L’e-franc, une idée encore immature

jeudi, 08.03.2018

Philippe G. Müller*

Depuis quelque temps, certainement inspirées par la mode actuelle des crypto-monnaies, surgissent diverses propositions de création d’un e-franc ou d’un crypto-franc suisse électronique. Leurs promoteurs sont persuadés qu’un e-franc rendrait le système bancaire plus sûr.

Les tenants du projet aimeraient que la Banque nationale suisse (BNS) émette et garantisse ces e-francs. Il en résulterait ainsi un nouveau moyen de paiement, dépourvu de risque de contrepartie, comme le sont aujourd’hui les billets. Les défenseurs de l’e-franc avancent aussi comme argument que les particuliers auraient la possibilité d’ouvrir un compte en e-franc auprès de la BNS et d’y placer des dépôts en espèces, en plus de leurs autres comptes habituels auprès des banques.

Des intérêts plus élevés

Ce qui, du point de vue du public, serait une forme d’argent absolument sûr, se révélerait, pour l’économie globale, extrêmement déstabilisant, voire dangereusement vulnérable en cas de crise.

Dans les périodes de bonne conjoncture, les ménages privés et les entreprises préféreraient déposer leurs avoirs en espèces sur leurs comptes bancaires. Ces derniers généreraient vraisemblablement des intérêts plus élevés que les e-francs garantis par la BNS. Les banques feraient ainsi profiter l’économie réelle de ces dépôts d’épargne, à travers des prêts hypothécaires ou des crédits aux entreprises. Après tout, il s’agit là du rôle central du système bancaire: collecter et retransmettre les liquidités et l’épargne à court terme vers des investissements à plus long terme dans l’économie réelle.

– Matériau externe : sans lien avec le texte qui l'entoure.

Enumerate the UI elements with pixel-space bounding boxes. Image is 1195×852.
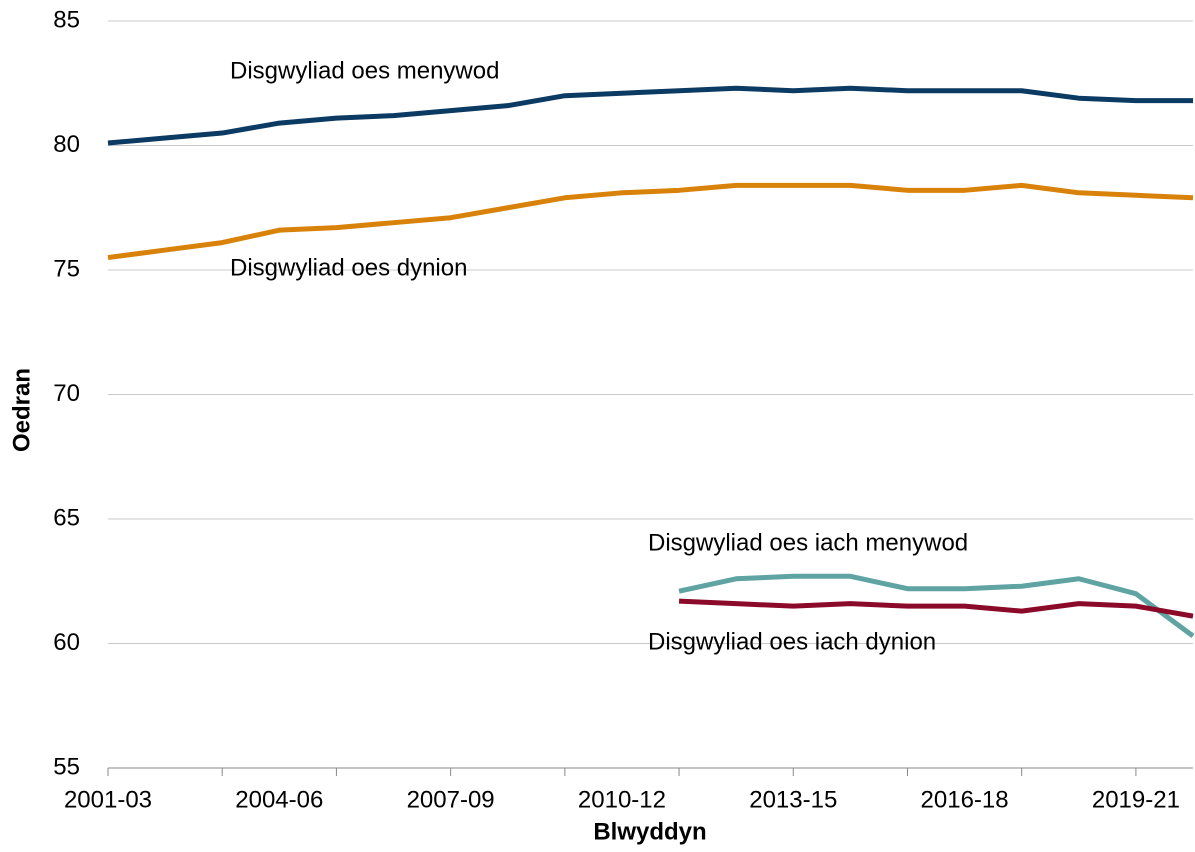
x-tick-label: 2007-09: [407, 786, 495, 813]
series-line: [107, 182, 1194, 261]
x-axis-label: Blwyddyn: [593, 818, 706, 845]
x-tick-label: 2001-03: [64, 786, 152, 813]
y-tick-label: 70: [53, 380, 80, 407]
y-tick-label: 80: [53, 131, 80, 158]
y-tick-label: 85: [53, 6, 80, 33]
x-tick-label: 2016-18: [921, 786, 1009, 813]
y-tick-label: 55: [53, 753, 80, 780]
series-label: Disgwyliad oes iach dynion: [648, 628, 936, 655]
series-label: Disgwyliad oes menywod: [230, 57, 499, 84]
x-tick-label: 2010-12: [578, 786, 666, 813]
y-tick-label: 60: [53, 629, 80, 656]
series-label: Disgwyliad oes dynion: [230, 254, 467, 281]
y-tick-label: 65: [53, 504, 80, 531]
x-tick-label: 2004-06: [235, 786, 323, 813]
series-line: [107, 85, 1193, 146]
x-tick-label: 2019-21: [1092, 786, 1180, 813]
y-axis-label: Oedran: [8, 368, 35, 452]
x-tick-label: 2013-15: [749, 786, 837, 813]
series-line: [678, 598, 1194, 619]
y-tick-label: 75: [53, 255, 80, 282]
series-line: [678, 573, 1195, 639]
series-label: Disgwyliad oes iach menywod: [648, 529, 968, 556]
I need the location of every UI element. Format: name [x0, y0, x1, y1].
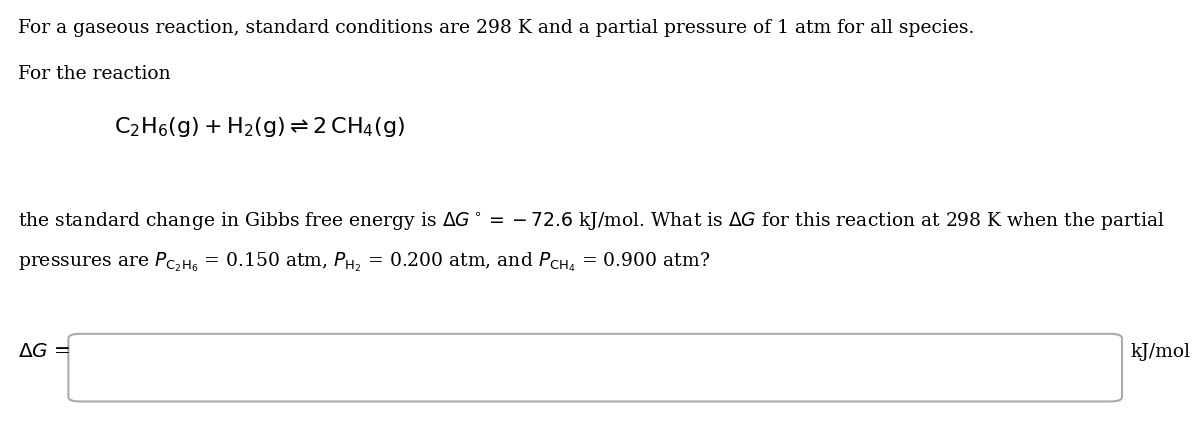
- FancyBboxPatch shape: [68, 334, 1122, 401]
- Text: $\mathrm{C_2H_6(g) + H_2(g) \rightleftharpoons 2\,CH_4(g)}$: $\mathrm{C_2H_6(g) + H_2(g) \rightleftha…: [114, 115, 406, 139]
- Text: For the reaction: For the reaction: [18, 65, 170, 83]
- Text: $\Delta G$ =: $\Delta G$ =: [18, 342, 71, 361]
- Text: kJ/mol: kJ/mol: [1130, 343, 1190, 361]
- Text: For a gaseous reaction, standard conditions are 298 K and a partial pressure of : For a gaseous reaction, standard conditi…: [18, 19, 974, 37]
- Text: pressures are $P_{\mathrm{C_2H_6}}$ = 0.150 atm, $P_{\mathrm{H_2}}$ = 0.200 atm,: pressures are $P_{\mathrm{C_2H_6}}$ = 0.…: [18, 250, 710, 273]
- Text: the standard change in Gibbs free energy is $\Delta G^\circ = -72.6$ kJ/mol. Wha: the standard change in Gibbs free energy…: [18, 210, 1164, 232]
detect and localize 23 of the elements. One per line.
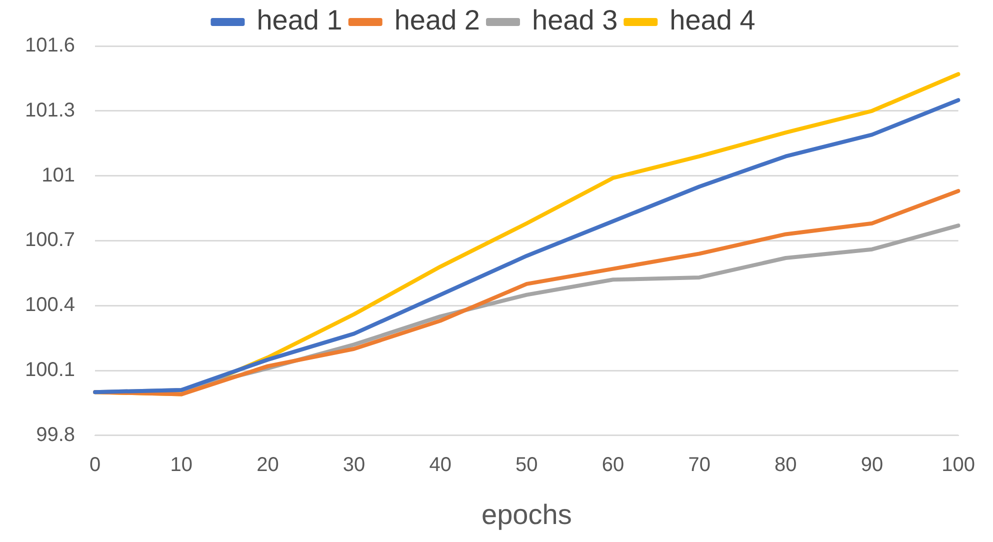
y-tick-label: 101 bbox=[42, 164, 76, 186]
y-tick-label: 99.8 bbox=[36, 424, 76, 446]
x-tick-label: 80 bbox=[774, 454, 797, 476]
x-tick-label: 30 bbox=[342, 454, 366, 476]
x-tick-label: 10 bbox=[170, 454, 192, 476]
x-tick-label: 90 bbox=[860, 454, 884, 476]
x-tick-label: 20 bbox=[256, 454, 279, 476]
x-tick-label: 60 bbox=[602, 454, 624, 476]
y-tick-label: 100.7 bbox=[24, 229, 76, 252]
x-tick-label: 70 bbox=[688, 454, 710, 476]
legend-label: head 2 bbox=[394, 4, 480, 36]
x-tick-label: 50 bbox=[516, 454, 538, 476]
legend-label: head 1 bbox=[256, 4, 342, 36]
y-tick-label: 101.6 bbox=[24, 34, 76, 57]
y-tick-label: 101.3 bbox=[24, 99, 76, 122]
y-tick-label: 100.1 bbox=[24, 359, 76, 382]
x-tick-label: 0 bbox=[89, 454, 101, 476]
x-tick-label: 100 bbox=[942, 454, 976, 476]
legend-label: head 3 bbox=[532, 4, 618, 36]
y-tick-label: 100.4 bbox=[24, 294, 76, 316]
x-axis-title: epochs bbox=[482, 498, 572, 530]
x-tick-label: 40 bbox=[429, 454, 452, 476]
legend-label: head 4 bbox=[670, 4, 756, 36]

Toutefois, si une récession survenait, elle forcerait certaines banques commerciales à déprécier leurs portefeuilles de crédits. La réaction du public ne tarderait pas. Chacun retirerait aussitôt son épargne pour la transférer sur les comptes en e-francs ultra sûrs de la BNS, avec pour conséquence de faire vaciller sérieusement le système bancaire. Les banques ne pourraient plus octroyer de crédits aux PME, ce qui aggraverait encore davantage la récession.

À cela s’ajoute un autre aspect, qui montre qu’un système d’e-franc rendrait le système bancaire et monétaire actuel, non seulement plus instable, mais aussi globalement plus cher et moins efficace: si chacun décidait d’ouvrir un compte en e-francs à la BNS, celle-ci devrait certainement embaucher des centaines d’employés.

En effet, la BNS devrait contrôler avec le plus grand soin, pour chaque nouveau client potentiel, si celui-ci est aussi réellement l’ayant-droit économique, de la même façon que les banques doivent aujourd’hui le faire, très scrupuleusement. Ou encore vérifier que l’argent provient d’activités légales, et non du trafic de drogues, du commerce d’armes ou d’autres agissements illicites.

Comme c’est le cas aujourd’hui pour les banques commerciales, l’ouverture d’un compte nécessiterait des formalités considérables. Du fait de la variété des prestations bancaires actuelles, il ne serait pas sensé que l’Etat entre en scène pour couvrir la Suisse d’un nouveau réseau d’agences et de conseillers clientèle. Et cela uniquement pour proposer un compte supplémentaire en e-francs (certes ultra sécurisé) qui, en outre, risquerait de déstabiliser le système.

L’e-franc peut, comme le bitcoin, sembler séduisant, mais son échec semble programmé d’avance.